Fundamental computer science problems such as edit distance have been well-studied for decades, and algorithms for these problems have become established and widespread. In modern times, however, achieving even faster algorithms for more specific scenarios finds increasing value as dataset sizes become larger and computer application settings become more varied. While a polynomial-time solution in the static sequential setting may be known and straightforward to implement, it may not quick in an online setting or take advantage of structural properties inherent to the problem setting that could lead to a more efficient solution. Parameterized algorithms and algorithms specifically designed for parallel or dynamic settings help address these gaps in algorithm utility and understanding, bringing a fresh lens to old problems.
In this work, we start by studying algorithms for string, tree, and Dyck edit distance with runtimes parameterized by the distance itself, termed the "bounded-distance" regime. We begin by giving an O(n + poly(k))-time algorithm for tree edit distance, answering a longstanding open question on the existence of such an algorithm (where k represents the distance). Expanding on our tree edit distance approach, we then give the first O(n + poly(k))-time algorithms for weighted string, weighted tree, and weighted Dyck edit distance.

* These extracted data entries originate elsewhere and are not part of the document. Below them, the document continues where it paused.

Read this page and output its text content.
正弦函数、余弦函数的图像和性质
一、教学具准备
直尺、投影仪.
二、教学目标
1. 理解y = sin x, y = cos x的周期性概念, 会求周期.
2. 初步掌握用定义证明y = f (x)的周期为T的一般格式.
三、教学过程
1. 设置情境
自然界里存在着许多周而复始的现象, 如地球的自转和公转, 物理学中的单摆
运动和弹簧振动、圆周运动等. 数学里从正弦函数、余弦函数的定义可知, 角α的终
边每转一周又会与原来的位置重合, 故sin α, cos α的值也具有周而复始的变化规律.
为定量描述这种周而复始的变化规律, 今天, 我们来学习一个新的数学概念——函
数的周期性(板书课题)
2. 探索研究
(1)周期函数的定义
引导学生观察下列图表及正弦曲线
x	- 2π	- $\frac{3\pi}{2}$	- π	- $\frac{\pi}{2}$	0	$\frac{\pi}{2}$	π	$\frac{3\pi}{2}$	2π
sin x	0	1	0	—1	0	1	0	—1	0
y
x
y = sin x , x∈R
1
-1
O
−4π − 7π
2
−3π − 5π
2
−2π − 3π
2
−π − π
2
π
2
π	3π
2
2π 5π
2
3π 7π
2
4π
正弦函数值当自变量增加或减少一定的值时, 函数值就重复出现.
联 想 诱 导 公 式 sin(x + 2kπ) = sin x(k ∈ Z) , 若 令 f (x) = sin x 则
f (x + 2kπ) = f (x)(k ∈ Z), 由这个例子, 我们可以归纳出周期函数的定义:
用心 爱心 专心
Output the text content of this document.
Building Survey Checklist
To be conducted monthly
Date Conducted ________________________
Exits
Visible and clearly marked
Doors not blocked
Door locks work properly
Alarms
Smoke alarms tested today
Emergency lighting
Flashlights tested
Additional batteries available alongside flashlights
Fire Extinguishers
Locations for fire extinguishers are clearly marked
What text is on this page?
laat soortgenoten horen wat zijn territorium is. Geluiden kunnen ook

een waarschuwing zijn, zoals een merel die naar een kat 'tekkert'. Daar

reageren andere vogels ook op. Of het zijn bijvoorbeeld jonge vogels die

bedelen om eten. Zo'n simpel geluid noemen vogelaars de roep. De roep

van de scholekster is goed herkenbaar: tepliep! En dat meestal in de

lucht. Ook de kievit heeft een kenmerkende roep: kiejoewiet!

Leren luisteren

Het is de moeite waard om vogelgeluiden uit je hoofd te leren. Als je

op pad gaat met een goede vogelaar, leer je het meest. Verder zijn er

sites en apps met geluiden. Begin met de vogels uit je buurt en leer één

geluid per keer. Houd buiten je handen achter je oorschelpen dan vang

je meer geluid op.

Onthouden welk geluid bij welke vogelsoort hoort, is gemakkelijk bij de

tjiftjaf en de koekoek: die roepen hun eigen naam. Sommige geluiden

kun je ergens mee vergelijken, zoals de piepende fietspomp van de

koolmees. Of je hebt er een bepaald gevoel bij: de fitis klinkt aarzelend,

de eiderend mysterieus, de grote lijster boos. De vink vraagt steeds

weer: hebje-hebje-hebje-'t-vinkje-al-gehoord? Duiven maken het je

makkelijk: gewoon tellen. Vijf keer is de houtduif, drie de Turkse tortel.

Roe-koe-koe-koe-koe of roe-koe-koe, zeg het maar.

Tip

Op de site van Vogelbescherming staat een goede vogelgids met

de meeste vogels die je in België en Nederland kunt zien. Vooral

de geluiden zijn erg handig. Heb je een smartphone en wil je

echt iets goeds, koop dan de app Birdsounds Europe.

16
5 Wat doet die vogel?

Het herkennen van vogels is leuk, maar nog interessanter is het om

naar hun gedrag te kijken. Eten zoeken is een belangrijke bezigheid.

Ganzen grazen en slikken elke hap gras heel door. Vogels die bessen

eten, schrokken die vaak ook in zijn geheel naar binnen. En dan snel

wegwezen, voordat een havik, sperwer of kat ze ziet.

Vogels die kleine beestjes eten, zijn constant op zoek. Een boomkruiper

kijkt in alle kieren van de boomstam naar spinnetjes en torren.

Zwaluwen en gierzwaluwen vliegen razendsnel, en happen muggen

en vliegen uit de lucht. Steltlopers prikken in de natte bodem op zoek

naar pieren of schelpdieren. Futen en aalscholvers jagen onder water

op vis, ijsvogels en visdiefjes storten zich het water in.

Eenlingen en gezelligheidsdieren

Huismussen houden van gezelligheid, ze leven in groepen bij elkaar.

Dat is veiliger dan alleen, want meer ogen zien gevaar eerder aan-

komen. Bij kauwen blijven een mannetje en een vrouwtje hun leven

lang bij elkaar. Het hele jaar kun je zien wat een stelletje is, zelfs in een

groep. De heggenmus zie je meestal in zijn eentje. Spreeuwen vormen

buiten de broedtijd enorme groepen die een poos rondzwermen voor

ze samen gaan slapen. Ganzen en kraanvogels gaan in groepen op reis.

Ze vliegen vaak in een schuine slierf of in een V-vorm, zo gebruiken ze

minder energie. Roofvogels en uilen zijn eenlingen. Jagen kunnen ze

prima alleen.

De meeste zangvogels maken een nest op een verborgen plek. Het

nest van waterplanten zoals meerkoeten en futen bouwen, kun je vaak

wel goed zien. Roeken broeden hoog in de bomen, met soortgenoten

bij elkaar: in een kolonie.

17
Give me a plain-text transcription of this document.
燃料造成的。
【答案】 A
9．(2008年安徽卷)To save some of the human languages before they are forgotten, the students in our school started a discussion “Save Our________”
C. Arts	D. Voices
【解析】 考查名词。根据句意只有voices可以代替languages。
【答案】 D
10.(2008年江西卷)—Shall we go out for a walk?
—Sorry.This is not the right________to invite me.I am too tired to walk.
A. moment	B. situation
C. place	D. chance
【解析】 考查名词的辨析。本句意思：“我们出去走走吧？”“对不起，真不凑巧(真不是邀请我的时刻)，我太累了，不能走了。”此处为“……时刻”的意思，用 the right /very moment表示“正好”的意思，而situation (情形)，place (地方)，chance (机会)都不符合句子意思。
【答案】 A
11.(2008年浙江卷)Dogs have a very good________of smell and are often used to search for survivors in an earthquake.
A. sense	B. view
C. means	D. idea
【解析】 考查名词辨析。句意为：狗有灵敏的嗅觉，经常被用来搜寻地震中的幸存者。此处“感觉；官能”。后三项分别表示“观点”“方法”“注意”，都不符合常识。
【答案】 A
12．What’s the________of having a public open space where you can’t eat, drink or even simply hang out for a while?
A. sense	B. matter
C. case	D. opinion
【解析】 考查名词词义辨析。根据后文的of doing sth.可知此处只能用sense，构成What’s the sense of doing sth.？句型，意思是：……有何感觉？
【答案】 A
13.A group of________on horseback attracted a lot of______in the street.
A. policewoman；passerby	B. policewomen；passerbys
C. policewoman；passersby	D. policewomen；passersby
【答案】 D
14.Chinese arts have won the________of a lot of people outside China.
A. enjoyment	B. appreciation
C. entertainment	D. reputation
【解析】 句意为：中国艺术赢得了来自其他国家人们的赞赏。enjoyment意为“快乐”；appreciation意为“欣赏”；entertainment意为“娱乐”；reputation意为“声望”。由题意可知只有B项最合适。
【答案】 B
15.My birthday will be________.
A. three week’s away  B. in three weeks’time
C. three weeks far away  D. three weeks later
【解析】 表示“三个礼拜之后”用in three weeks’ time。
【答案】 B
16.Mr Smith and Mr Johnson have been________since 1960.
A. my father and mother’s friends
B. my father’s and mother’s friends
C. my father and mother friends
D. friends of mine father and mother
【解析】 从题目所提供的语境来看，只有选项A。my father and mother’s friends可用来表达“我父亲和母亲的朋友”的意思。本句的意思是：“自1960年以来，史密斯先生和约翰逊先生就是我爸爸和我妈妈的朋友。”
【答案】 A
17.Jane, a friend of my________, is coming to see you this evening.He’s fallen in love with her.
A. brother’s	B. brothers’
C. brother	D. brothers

Beyond the bounded-distance regime, we give dynamic solutions for tree and Dyck edit distance. For each, we provide novel dynamic reductions to string edit distance matching state-of-the-art approximation factors from the static setting. To do so, we utilize a novel dynamic heavy-light decomposition implementation of our own complemented by a dynamic strings data structure from the literature.
Finally, we consider edit distance and related string problems in the Massively Parallel Computations (MPC) model. We give an approximation algorithm for edit distance in subpolynomial rounds with subpolynomial approximation factor, and conjecture on the hardness of the problem in MPC. We then end with constant-round MPC algorithms for longest palindrome, longest common substring, and suffix tree construction.
Jacob Gilbert is a PhD student at University of Maryland studying string and graph algorithms under Dr. MohammadTaghi Hajiaghayi. Jacob has recently been interested in the classic edit distance problem and its tree and Dyck variants in several settings, such as the Massively Parallel Computations and dynamic settings. These problems see applications ranging from fundamental database operations to comparing cell phylogenies. By leveraging new algorithmic tools for strings and investigating the inherent structure within these problems, Jacob has worked to help provide novel approaches to these problems beyond the standard sequential and static theoretical setting. He has several publications in high tier conferences such as STOC and FOCS.